Most operating systems its generally the same kind of thing....
you record the process ID of the program in question and just monitor it by querying the actives processes periodically
In windows at least, you can trigger off events to do it...
Umm you can't, this is an impossible task given the nature of it.
Let's say you have a program foo that takes as input another program foo-sub.
Foo {
func Stops(foo_sub) { run foo_sub; return 1; }
}
The problem with this all be it rather simplistic design is that quite simply if foo-sub is a program that never ends, foo itself never ends.
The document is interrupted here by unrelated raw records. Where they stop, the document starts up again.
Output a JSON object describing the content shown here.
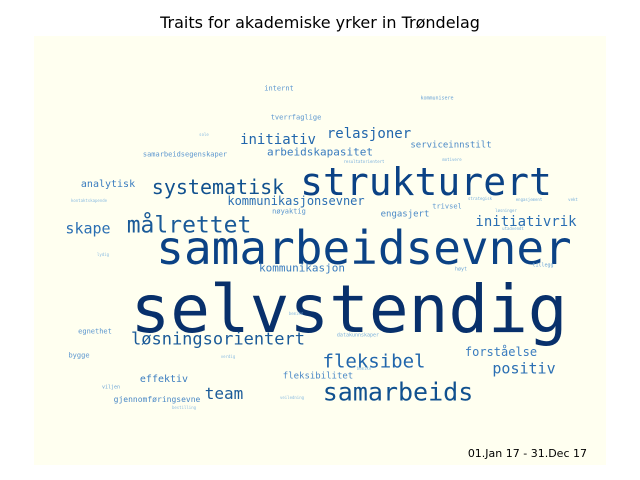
{
  "title": "Traits for akademiske yrker in Trøndelag",
  "date_range": "01.Jan 17 - 31.Dec 17",
  "words": [
    {
      "text": "selvstendig",
      "color": "#08306b"
    },
    {
      "text": "samarbeidsevner",
      "color": "#0b4285"
    },
    {
      "text": "strukturert",
      "color": "#0b4285"
    },
    {
      "text": "samarbeids",
      "color": "#11518f"
    },
    {
      "text": "målrettet",
      "color": "#1a5a98"
    },
    {
      "text": "systematisk",
      "color": "#11518f"
    },
    {
      "text": "fleksibel",
      "color": "#2166ac"
    },
    {
      "text": "løsningsorientert",
      "color": "#1a5a98"
    },
    {
      "text": "team",
      "color": "#1a5a98"
    },
    {
      "text": "positiv",
      "color": "#2b6fb3"
    },
    {
      "text": "skape",
      "color": "#2b6fb3"
    },
    {
      "text": "initiativrik",
      "color": "#2b6fb3"
    },
    {
      "text": "relasjoner",
      "color": "#2166ac"
    },
    {
      "text": "initiativ",
      "color": "#2166ac"
    },
    {
      "text": "forståelse",
      "color": "#3a7cbf"
    },
    {
      "text": "kommunikasjonsevner",
      "color": "#2b6fb3"
    },
    {
      "text": "arbeidskapasitet",
      "color": "#3a7cbf"
    },
    {
      "text": "kommunikasjon",
      "color": "#3a7cbf"
    },
    {
      "text": "analytisk",
      "color": "#3a7cbf"
    },
    {
      "text": "effektiv",
      "color": "#3a7cbf"
    },
    {
      "text": "serviceinnstilt",
      "color": "#4a88c6"
    },
    {
      "text": "engasjert",
      "color": "#4a88c6"
    },
    {
      "text": "fleksibilitet",
      "color": "#4a88c6"
    },
    {
      "text": "gjennomføringsevne",
      "color": "#4a88c6"
    },
    {
      "text": "tverrfaglige",
      "color": "#5b96cf"
    },
    {
      "text": "samarbeidsegenskaper",
      "color": "#5b96cf"
    },
    {
      "text": "internt",
      "color": "#5b96cf"
    },
    {
      "text": "nøyaktig",
      "color": "#5b96cf"
    },
    {
      "text": "trivsel",
      "color": "#5b96cf"
    },
    {
      "text": "egnethet",
      "color": "#5b96cf"
    },
    {
      "text": "bygge",
      "color": "#5b96cf"
    },
    {
      "text": "viljen",
      "color": "#6aa3d6"
    },
    {
      "text": "høyt",
      "color": "#6aa3d6"
    },
    {
      "text": "tillegg",
      "color": "#6aa3d6"
    },
    {
      "text": "kommunisere",
      "color": "#6aa3d6"
    },
    {
      "text": "datakunnskaper",
      "color": "#7ab0dc"
    },
    {
      "text": "strategisk",
      "color": "#7ab0dc"
    },
    {
      "text": "engasjement",
      "color": "#7ab0dc"
    },
    {
      "text": "utadvendt",
      "color": "#7ab0dc"
    },
    {
      "text": "løsninger",
      "color": "#7ab0dc"
    },
    {
      "text": "vekt",
      "color": "#7ab0dc"
    },
    {
      "text": "motivere",
      "color": "#7ab0dc"
    },
    {
      "text": "resultatorientert",
      "color": "#7ab0dc"
    },
    {
      "text": "lydig",
      "color": "#8bbce1"
    },
    {
      "text": "sole",
      "color": "#8bbce1"
    },
    {
      "text": "kontaktskapende",
      "color": "#8bbce1"
    },
    {
      "text": "verdig",
      "color": "#8bbce1"
    },
    {
      "text": "bemike",
      "color": "#8bbce1"
    },
    {
      "text": "bemiks",
      "color": "#8bbce1"
    },
    {
      "text": "bestilling",
      "color": "#8bbce1"
    },
    {
      "text": "veiledning",
      "color": "#8bbce1"
    }
  ]
}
There is no way to tell from the outside if foo-sub or foo is what is causing the program to stop and what determines if your program simply takes a century to run?
Essentially this is one of the questions that a computer can't answer. For a more complete overview, Wikipedia has an article on this.
This is called the "halting problem" and is not solvable.
See http://en.wikipedia.org/wiki/Halting_problem
If you want analyze one program without execution than it's unsolvable problem.